El progreso ha llevado al hombre a una huida de la naturaleza. Ese éxodo del agro y de lo natural se ha multiplicado en las últimas décadas con la revolución tecnológica y la gran migración hacía las urbes. Quienes frisamos los cincuenta, hemos comprobado el tránsito de la carta al correo electrónico, de la máquina de escribir y el papel de copia al ordenador, del maestro albañil al aparejador o de la recolección manual de la aceituna o la uva a la cosecha mecanizada y deshumanizada. Pero de todos los avances que el último medio siglo nos ha ‘regalado’ está el móvil y la localización permanente, la información inmediata, los memes, los wasaps y paradójicamente, la necesidad de desconexión en un mundo global y continuamente conectado donde el ahora es pasado a la velocidad de la luz.
En tales condiciones, el hombre, que hace apenas sesenta años calentaba el agua o guisaba en la lumbre, necesita volver a la caverna, a lo primitivo, a lo natural. Se impone la necesidad de la desconexión del mundo. El hombre necesita independizarse del hombre, de lo inmediato. Asilarse del progreso que lo arroya y lo engulle. En pocas palabras: regresar mentalmente a la caverna.

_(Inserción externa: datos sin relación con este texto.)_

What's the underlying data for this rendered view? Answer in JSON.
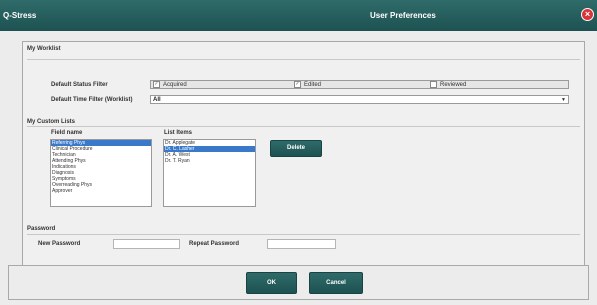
{
  "window": {
    "app_name": "Q-Stress",
    "title": "User Preferences",
    "close_glyph": "×"
  },
  "worklist": {
    "section_title": "My Worklist",
    "status_filter_label": "Default Status Filter",
    "status_options": [
      {
        "label": "Acquired",
        "checked": true
      },
      {
        "label": "Edited",
        "checked": true
      },
      {
        "label": "Reviewed",
        "checked": false
      }
    ],
    "time_filter_label": "Default Time Filter (Worklist)",
    "time_filter_value": "All"
  },
  "custom_lists": {
    "section_title": "My Custom Lists",
    "field_name_label": "Field name",
    "list_items_label": "List Items",
    "field_names": [
      "Referring Phys",
      "Clinical Procedure",
      "Technician",
      "Attending Phys",
      "Indications",
      "Diagnosis",
      "Symptoms",
      "Overreading Phys",
      "Approver"
    ],
    "selected_field_index": 0,
    "list_items": [
      "Dr. Applegate",
      "Dr. C. Lasher",
      "Dr. A. West",
      "Dr. T. Ryan"
    ],
    "selected_item_index": 1,
    "delete_label": "Delete"
  },
  "password": {
    "section_title": "Password",
    "new_label": "New Password",
    "repeat_label": "Repeat Password",
    "new_value": "",
    "repeat_value": ""
  },
  "footer": {
    "ok_label": "OK",
    "cancel_label": "Cancel"
  },
  "colors": {
    "titlebar": "#1d5251",
    "selection": "#3a78c9",
    "close": "#d9343a"
  }
}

Releyendo a Ortega y Gasset y su prólogo del clásico ‘Veinte años de Caza Mayor’ anoto cómo Ortega denomina a cazar vacaciones de humanidad. El principio inspirador de la caza deportiva -dice el filósofo- «es perpetuar artificialmente una actividad en su sumo arcaica». Y añade «nos despojamos de las preocupaciones, temple y modo del personaje actual que éramos y rebrota en nosotros el hombre silvestre».

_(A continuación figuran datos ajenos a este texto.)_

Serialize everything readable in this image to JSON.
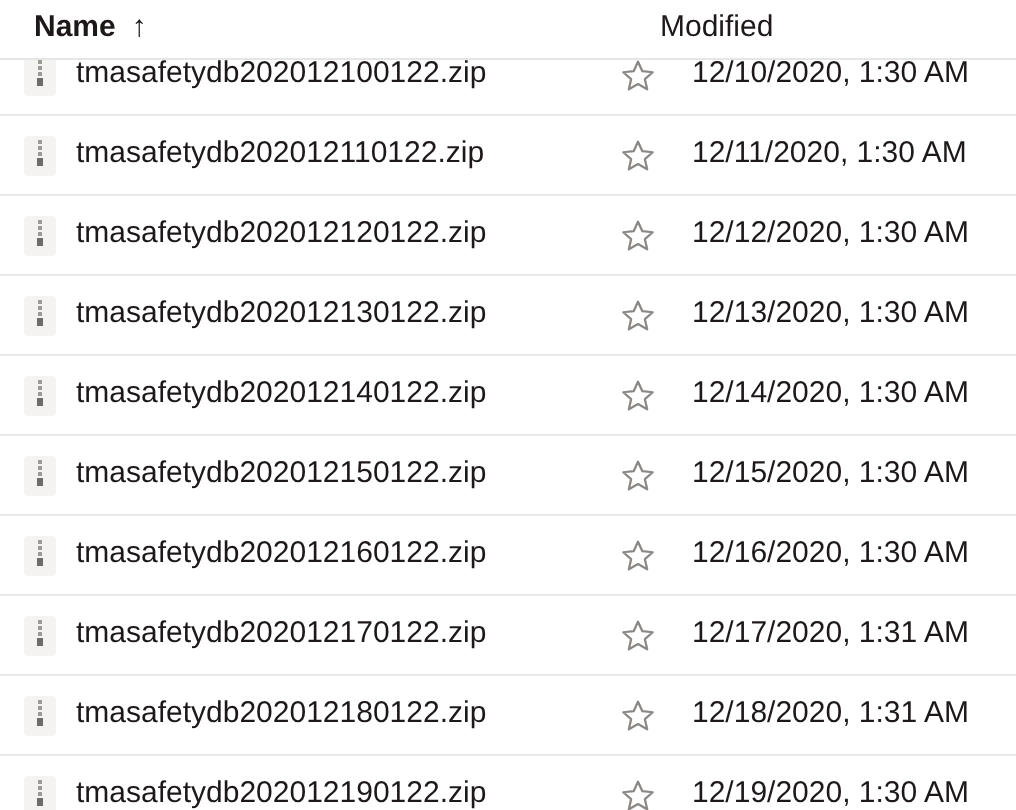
{
  "header": {
    "columns": [
      {
        "label": "Name",
        "sort_indicator": "↑"
      },
      {
        "label": "Modified"
      }
    ]
  },
  "files": [
    {
      "name": "tmasafetydb202012100122.zip",
      "starred": false,
      "modified": "12/10/2020, 1:30 AM"
    },
    {
      "name": "tmasafetydb202012110122.zip",
      "starred": false,
      "modified": "12/11/2020, 1:30 AM"
    },
    {
      "name": "tmasafetydb202012120122.zip",
      "starred": false,
      "modified": "12/12/2020, 1:30 AM"
    },
    {
      "name": "tmasafetydb202012130122.zip",
      "starred": false,
      "modified": "12/13/2020, 1:30 AM"
    },
    {
      "name": "tmasafetydb202012140122.zip",
      "starred": false,
      "modified": "12/14/2020, 1:30 AM"
    },
    {
      "name": "tmasafetydb202012150122.zip",
      "starred": false,
      "modified": "12/15/2020, 1:30 AM"
    },
    {
      "name": "tmasafetydb202012160122.zip",
      "starred": false,
      "modified": "12/16/2020, 1:30 AM"
    },
    {
      "name": "tmasafetydb202012170122.zip",
      "starred": false,
      "modified": "12/17/2020, 1:31 AM"
    },
    {
      "name": "tmasafetydb202012180122.zip",
      "starred": false,
      "modified": "12/18/2020, 1:31 AM"
    },
    {
      "name": "tmasafetydb202012190122.zip",
      "starred": false,
      "modified": "12/19/2020, 1:30 AM"
    }
  ]
}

Mirar el fuego nos emboba, nos transporta a la noche de los tiempos. Cuando observamos las ascuas en la noche, o escuchamos el crepitar de la lumbre, nuestros sentidos nos conectan a la prehistoria, al génesis de la especie. Esa es también la gracia de la caza deportiva, la que nos convierte en predadores y nos extrae (aunque sea por unas horas o unos días) de la esclavitud que nos impone estar siempre disponibles o siempre conectados. La persecución de la pieza nos devuelve (seguramente sin pensarlo) a aquellos primeros hombres que no eran ganaderos, que no eran burócratas y que vestían con pieles y vivían en la caza y la recolección. A lo que fuimos, el cazador-recolector. Es ese es uno de los grandes imanes de la caza: su autenticidad, su verdad. Y quizá ello nos impone una reflexión sobre la artificialización de la caza, la utilización de la tecnología sin ningún limite y la humanización de lo indómito. Pero mientras reflexionamos, recreémonos en pensar que lo rural y la venatoria lo son en positivo para el ser humano: volver a su esencia y a lo natural. Regresar a lo atávico, a lo primitivo, al origen.